Fermo restando che l’eccezione di intervenuta prescrizione dell’azione disciplinare a carico dell’avvocato è ammissibile anche dinanzi alla Cassazione, essendo la prescrizione rilevabile d’ufficio in ogni stato e grado del giudizio, la S.C. ricorda che nel nuovo ordinamento professionale forense la prescrizione non può essere prolungata di oltre un quarto rispetto ai 6 anni indicati nel comma 1 dell’articolo 56 pertanto, il termine complessivo di prescrizione deve intendersi in sette anni e mezzo.
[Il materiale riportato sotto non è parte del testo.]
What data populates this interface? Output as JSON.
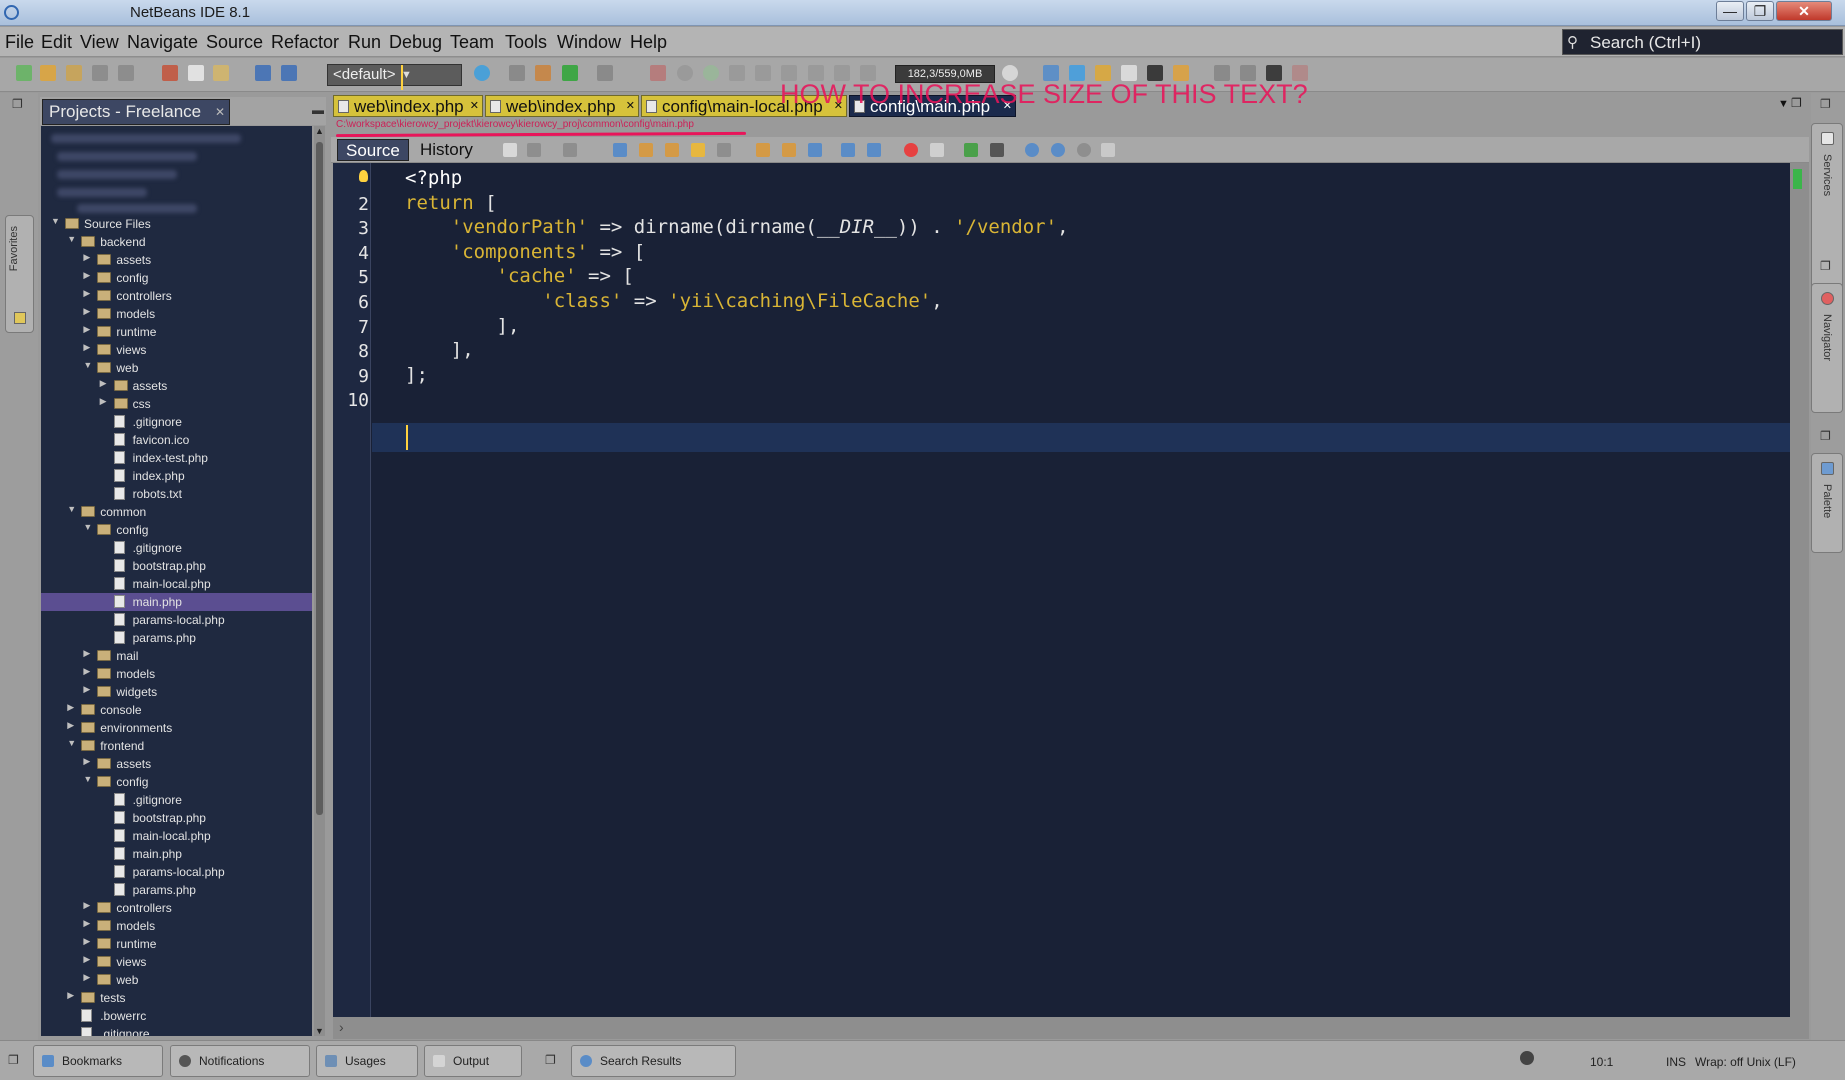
{
  "window": {
    "title": "NetBeans IDE 8.1",
    "minimize": "—",
    "maximize": "❐",
    "close": "✕"
  },
  "menubar": {
    "items": [
      "File",
      "Edit",
      "View",
      "Navigate",
      "Source",
      "Refactor",
      "Run",
      "Debug",
      "Team",
      "Tools",
      "Window",
      "Help"
    ]
  },
  "search": {
    "label": "Search (Ctrl+I)"
  },
  "toolbar": {
    "config": "<default>",
    "memory": "182,3/559,0MB"
  },
  "favorites": {
    "label": "Favorites"
  },
  "projects": {
    "tab_label": "Projects - Freelance",
    "tree": [
      {
        "name": "Source Files",
        "level": 1,
        "type": "folder",
        "expanded": true
      },
      {
        "name": "backend",
        "level": 2,
        "type": "folder",
        "expanded": true
      },
      {
        "name": "assets",
        "level": 3,
        "type": "folder",
        "expanded": false
      },
      {
        "name": "config",
        "level": 3,
        "type": "folder",
        "expanded": false
      },
      {
        "name": "controllers",
        "level": 3,
        "type": "folder",
        "expanded": false
      },
      {
        "name": "models",
        "level": 3,
        "type": "folder",
        "expanded": false
      },
      {
        "name": "runtime",
        "level": 3,
        "type": "folder",
        "expanded": false
      },
      {
        "name": "views",
        "level": 3,
        "type": "folder",
        "expanded": false
      },
      {
        "name": "web",
        "level": 3,
        "type": "folder",
        "expanded": true
      },
      {
        "name": "assets",
        "level": 4,
        "type": "folder",
        "expanded": false
      },
      {
        "name": "css",
        "level": 4,
        "type": "folder",
        "expanded": false
      },
      {
        "name": ".gitignore",
        "level": 4,
        "type": "file"
      },
      {
        "name": "favicon.ico",
        "level": 4,
        "type": "file"
      },
      {
        "name": "index-test.php",
        "level": 4,
        "type": "file"
      },
      {
        "name": "index.php",
        "level": 4,
        "type": "file"
      },
      {
        "name": "robots.txt",
        "level": 4,
        "type": "file"
      },
      {
        "name": "common",
        "level": 2,
        "type": "folder",
        "expanded": true
      },
      {
        "name": "config",
        "level": 3,
        "type": "folder",
        "expanded": true
      },
      {
        "name": ".gitignore",
        "level": 4,
        "type": "file"
      },
      {
        "name": "bootstrap.php",
        "level": 4,
        "type": "file"
      },
      {
        "name": "main-local.php",
        "level": 4,
        "type": "file"
      },
      {
        "name": "main.php",
        "level": 4,
        "type": "file",
        "selected": true
      },
      {
        "name": "params-local.php",
        "level": 4,
        "type": "file"
      },
      {
        "name": "params.php",
        "level": 4,
        "type": "file"
      },
      {
        "name": "mail",
        "level": 3,
        "type": "folder",
        "expanded": false
      },
      {
        "name": "models",
        "level": 3,
        "type": "folder",
        "expanded": false
      },
      {
        "name": "widgets",
        "level": 3,
        "type": "folder",
        "expanded": false
      },
      {
        "name": "console",
        "level": 2,
        "type": "folder",
        "expanded": false
      },
      {
        "name": "environments",
        "level": 2,
        "type": "folder",
        "expanded": false
      },
      {
        "name": "frontend",
        "level": 2,
        "type": "folder",
        "expanded": true
      },
      {
        "name": "assets",
        "level": 3,
        "type": "folder",
        "expanded": false
      },
      {
        "name": "config",
        "level": 3,
        "type": "folder",
        "expanded": true
      },
      {
        "name": ".gitignore",
        "level": 4,
        "type": "file"
      },
      {
        "name": "bootstrap.php",
        "level": 4,
        "type": "file"
      },
      {
        "name": "main-local.php",
        "level": 4,
        "type": "file"
      },
      {
        "name": "main.php",
        "level": 4,
        "type": "file"
      },
      {
        "name": "params-local.php",
        "level": 4,
        "type": "file"
      },
      {
        "name": "params.php",
        "level": 4,
        "type": "file"
      },
      {
        "name": "controllers",
        "level": 3,
        "type": "folder",
        "expanded": false
      },
      {
        "name": "models",
        "level": 3,
        "type": "folder",
        "expanded": false
      },
      {
        "name": "runtime",
        "level": 3,
        "type": "folder",
        "expanded": false
      },
      {
        "name": "views",
        "level": 3,
        "type": "folder",
        "expanded": false
      },
      {
        "name": "web",
        "level": 3,
        "type": "folder",
        "expanded": false
      },
      {
        "name": "tests",
        "level": 2,
        "type": "folder",
        "expanded": false
      },
      {
        "name": ".bowerrc",
        "level": 2,
        "type": "file"
      },
      {
        "name": ".gitignore",
        "level": 2,
        "type": "file"
      }
    ]
  },
  "editor": {
    "tabs": [
      {
        "label": "web\\index.php",
        "active": false
      },
      {
        "label": "web\\index.php",
        "active": false
      },
      {
        "label": "config\\main-local.php",
        "active": false
      },
      {
        "label": "config\\main.php",
        "active": true
      }
    ],
    "annotation": "HOW TO INCREASE SIZE OF THIS TEXT?",
    "file_path": "C:\\workspace\\kierowcy_projekt\\kierowcy\\kierowcy_proj\\common\\config\\main.php",
    "source_label": "Source",
    "history_label": "History",
    "lines": [
      [
        {
          "t": "<?php",
          "c": "tag"
        }
      ],
      [
        {
          "t": "return",
          "c": "kw"
        },
        {
          "t": " [",
          "c": ""
        }
      ],
      [
        {
          "t": "    ",
          "c": ""
        },
        {
          "t": "'vendorPath'",
          "c": "str"
        },
        {
          "t": " => dirname(dirname(",
          "c": ""
        },
        {
          "t": "__DIR__",
          "c": "const"
        },
        {
          "t": ")) . ",
          "c": ""
        },
        {
          "t": "'/vendor'",
          "c": "str"
        },
        {
          "t": ",",
          "c": ""
        }
      ],
      [
        {
          "t": "    ",
          "c": ""
        },
        {
          "t": "'components'",
          "c": "str"
        },
        {
          "t": " => [",
          "c": ""
        }
      ],
      [
        {
          "t": "        ",
          "c": ""
        },
        {
          "t": "'cache'",
          "c": "str"
        },
        {
          "t": " => [",
          "c": ""
        }
      ],
      [
        {
          "t": "            ",
          "c": ""
        },
        {
          "t": "'class'",
          "c": "str"
        },
        {
          "t": " => ",
          "c": ""
        },
        {
          "t": "'yii\\caching\\FileCache'",
          "c": "str"
        },
        {
          "t": ",",
          "c": ""
        }
      ],
      [
        {
          "t": "        ],",
          "c": ""
        }
      ],
      [
        {
          "t": "    ],",
          "c": ""
        }
      ],
      [
        {
          "t": "];",
          "c": ""
        }
      ],
      [
        {
          "t": "",
          "c": ""
        }
      ]
    ]
  },
  "right_panels": {
    "services": "Services",
    "navigator": "Navigator",
    "palette": "Palette"
  },
  "statusbar": {
    "buttons": [
      "Bookmarks",
      "Notifications",
      "Usages",
      "Output",
      "Search Results"
    ],
    "position": "10:1",
    "insert_mode": "INS",
    "wrap": "Wrap: off Unix (LF)"
  }
}
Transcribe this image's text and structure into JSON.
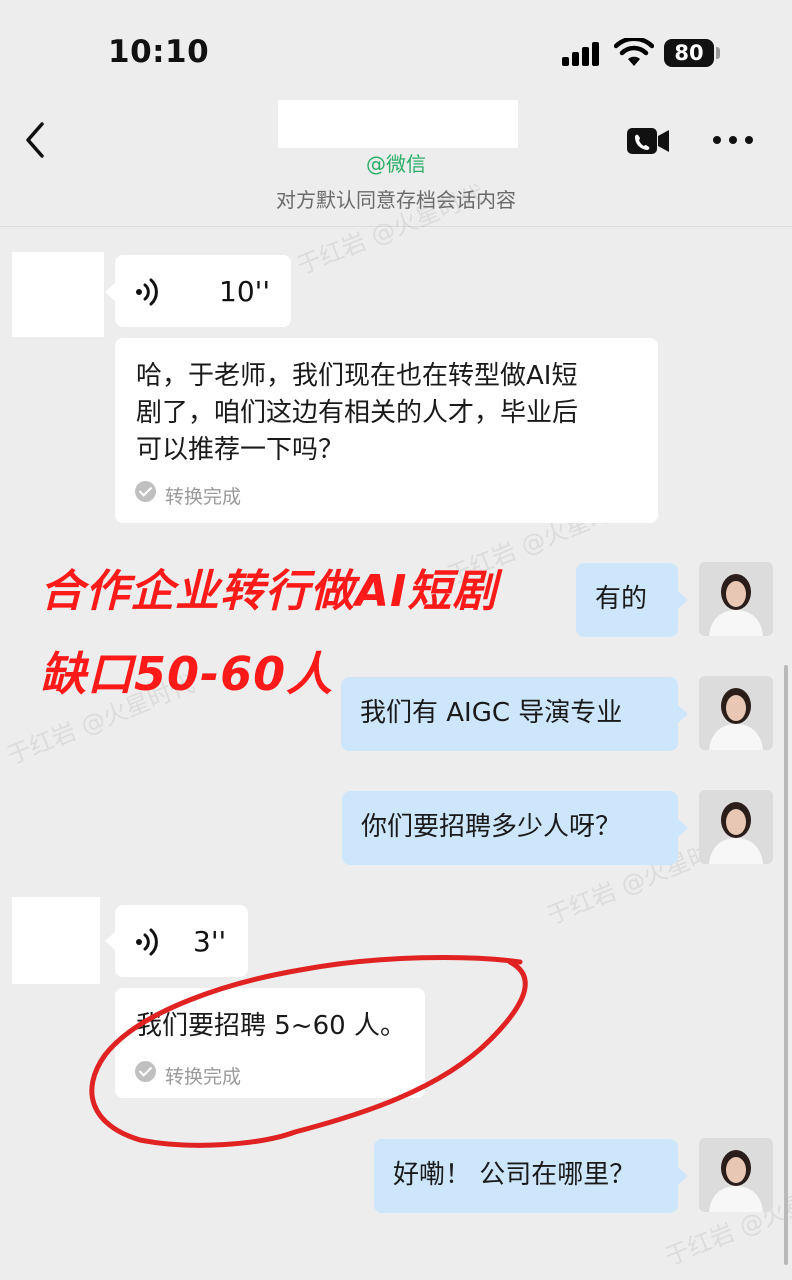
{
  "status_bar": {
    "time": "10:10",
    "battery": "80"
  },
  "header": {
    "wechat_tag": "@微信",
    "archive_note": "对方默认同意存档会话内容"
  },
  "messages": {
    "voice1_duration": "10''",
    "text1": "哈，于老师，我们现在也在转型做AI短剧了，咱们这边有相关的人才，毕业后可以推荐一下吗？",
    "text1_lines": [
      "哈，于老师，我们现在也在转型做AI短",
      "剧了，咱们这边有相关的人才，毕业后",
      "可以推荐一下吗？"
    ],
    "text1_status": "转换完成",
    "out1": "有的",
    "out2": "我们有 AIGC 导演专业",
    "out3": "你们要招聘多少人呀？",
    "voice2_duration": "3''",
    "text2": "我们要招聘 5~60 人。",
    "text2_status": "转换完成",
    "out4": "好嘞！ 公司在哪里？"
  },
  "overlay": {
    "line1": "合作企业转行做AI短剧",
    "line2": "缺口50-60人",
    "color": "#ff1a1a"
  },
  "colors": {
    "outgoing_bubble": "#cde6fb",
    "incoming_bubble": "#ffffff",
    "wechat_green": "#2aae67",
    "background": "#ededed"
  }
}
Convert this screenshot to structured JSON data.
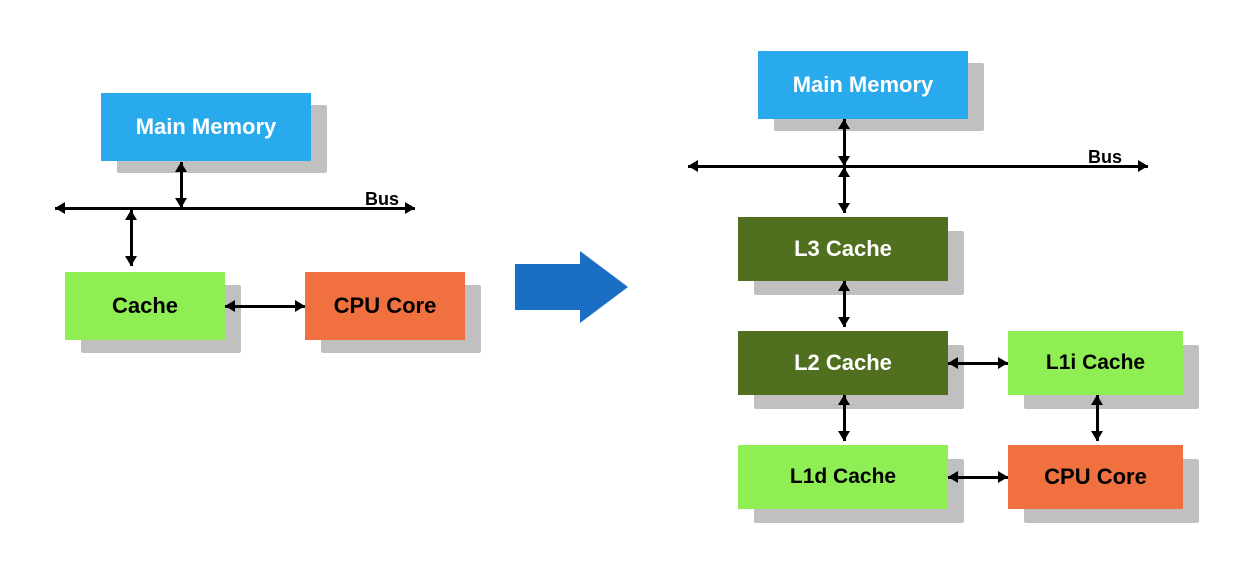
{
  "left": {
    "main_memory": "Main Memory",
    "cache": "Cache",
    "cpu_core": "CPU Core",
    "bus_label": "Bus"
  },
  "right": {
    "main_memory": "Main Memory",
    "l3_cache": "L3 Cache",
    "l2_cache": "L2 Cache",
    "l1i_cache": "L1i Cache",
    "l1d_cache": "L1d Cache",
    "cpu_core": "CPU Core",
    "bus_label": "Bus"
  }
}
Un avvocato veniva sottoposto a procedimento disciplinare per aver richiesto compensi sproporzionati rispetto all'attività svolta due distinti atti di opposizione avverso il medesimo decreto ingiuntivo, atti che erano del tutto sovrapponibili e che avrebbe potuto presentare con un'unica opposizione . Il Consiglio distrettuale di disciplina applicava la sanzione della censura, sanzione confermata anche dal CNF. La questione è dunque giunta dinanzi alla Suprema Corte su ricorso dell'avvocato che invoca l'avvenuta prescrizione dell'azione disciplinare in virtù dell'articolo 56 l. prof. forense. Fermo restando che l'eccezione di intervenuta prescrizione dell'azione disciplinare è ammissibile anche dinanzi alla Corte di Cassazione, essendo la prescrizione rilevabile d'ufficio in ogni stato e grado del giudizio, il Collegio ritiene fondato il ricorso. Nel nuovo ordinamento professionale forense infatti la prescrizione non può essere prolungata «di oltre un quarto rispetto ai 6 anni indicati nel comma 1 dell'articolo 56 pertanto, il termine complessivo di prescrizione dell'azione disciplinare deve intendersi in sette anni e mezzo». Al fine di individuare il termine di decorrenza della prescrizione, occorre considerare che l'illecito contestato all'avvocato nel caso di specie si è concretizzato in una pluralità di condotte. Il termine di prescrizione si è dunque interrotto con la comunicazione della notizia dell'illecito, con la conseguenza che dalla notifica della decisione del CDD e della sentenza pronunciata dal CNF, opera il termine massimo di prescrizione dell'azione disciplinare di sette anni e mezzo che deve considerarsi spirato nel corso del processo. Per questi motivi, la Corte accoglie il ricorso e cassa senza rinvio la sentenza impugnata per intervenuta prescrizione dell'azione disciplinare.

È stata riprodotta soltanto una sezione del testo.